Early in the Mexican war, a premium was awarded in Philadelphia for a very clever conundrum, alluding to a certain “Bold Dragoon” at Palo Alto. “In what manner did Captain May cheat the Mexicans?” “He charged them with a troop of horse which they never got?”

Our confectioners, in making up the bon bons called “secrets,” instead of enfolding with the sugar-plumb a printed slip containing a contemptible distich, would do well to have good conundrums printed, (with the answer,) and enclosed in the ornamented papers. They would certainly be more popular than the old-fashioned mottoes—such, for instance, as

“My heart, like a candle of four to the pound,

Consumes all the day, and no comfort is found.”

Yet the above is one of the least bad.
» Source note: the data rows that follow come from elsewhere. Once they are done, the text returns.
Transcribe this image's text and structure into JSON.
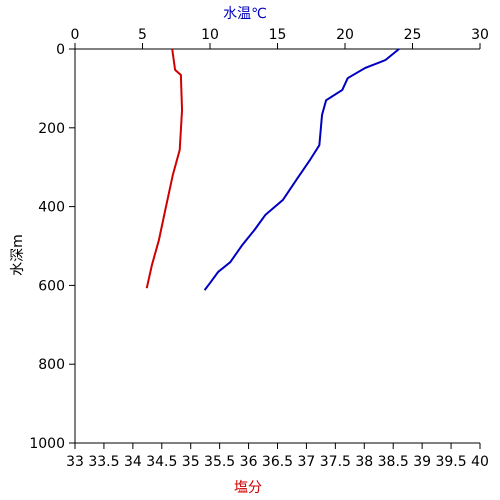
{
  "chart_data": {
    "type": "profile",
    "x2_label": "水温℃",
    "x_label": "塩分",
    "y_label": "水深m",
    "xlim": [
      33,
      40
    ],
    "xticks": [
      33,
      33.5,
      34,
      34.5,
      35,
      35.5,
      36,
      36.5,
      37,
      37.5,
      38,
      38.5,
      39,
      39.5,
      40
    ],
    "x2lim": [
      0,
      30
    ],
    "x2ticks": [
      0,
      5,
      10,
      15,
      20,
      25,
      30
    ],
    "ylim": [
      0,
      1000
    ],
    "yticks": [
      0,
      200,
      400,
      600,
      800,
      1000
    ],
    "y_inverted": true,
    "x2_color": "#0000c0",
    "x_color": "#d00000",
    "series": [
      {
        "name": "水温℃",
        "axis": "x2",
        "color": "#0000c0",
        "x": [
          24.0,
          23.0,
          21.5,
          20.2,
          19.8,
          18.6,
          18.3,
          18.1,
          17.4,
          16.4,
          15.4,
          14.1,
          13.3,
          12.4,
          11.5,
          10.6,
          10.0,
          9.6
        ],
        "y": [
          0,
          28,
          48,
          74,
          104,
          130,
          167,
          244,
          282,
          332,
          383,
          421,
          459,
          497,
          541,
          566,
          594,
          612
        ]
      },
      {
        "name": "塩分",
        "axis": "x",
        "color": "#d00000",
        "x": [
          34.68,
          34.73,
          34.83,
          34.85,
          34.81,
          34.69,
          34.56,
          34.45,
          34.33,
          34.24
        ],
        "y": [
          0,
          53,
          66,
          155,
          256,
          320,
          409,
          485,
          548,
          607
        ]
      }
    ]
  }
}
Most of these mottoes are so flat as to be not even ridiculous.

At a dancing party, the ladies of the house decline joining in it, out of politeness to their guests, till towards the latter part of the evening, when the company begins to thin off, and the dancers are fatigued.

We admire a charming girl, who, in her own house, being asked to dance by an agreeable man, has the self-denial to say to him—“Being at home, and desirous that my friends shall share as much as possible in the enjoyments of the evening, I would rather refrain from dancing myself. Let me present you to Miss Lindley, or to Miss Darwood; you will find either of these young ladies a delightful partner.”

These amiable refusals we have heard from our amiable and unselfish young friends, and such, we hope, are heard often in what is truly “the best society.”

Ladies who are strangers in the place, are, by courtesy, entitled to particular attention from those who know them.

We have sometimes seen, at a private ball, the least attractive woman dancing every set, (though acquitting herself very ill,) while handsome and agreeable ladies were sitting still. The mystery was solved on finding that the lady of the house carried her ultra benevolence so very far, as to make a business of procuring partners all the time for this unlovely and unprepossessing female, lest she should feel neglected. Now a certain portion of this officiousness is highly praiseworthy, but too much of it is a great annoyance to the victimized gentlemen—especially to those who, as a backwoodsman would say, are certainly “some pumpkins.”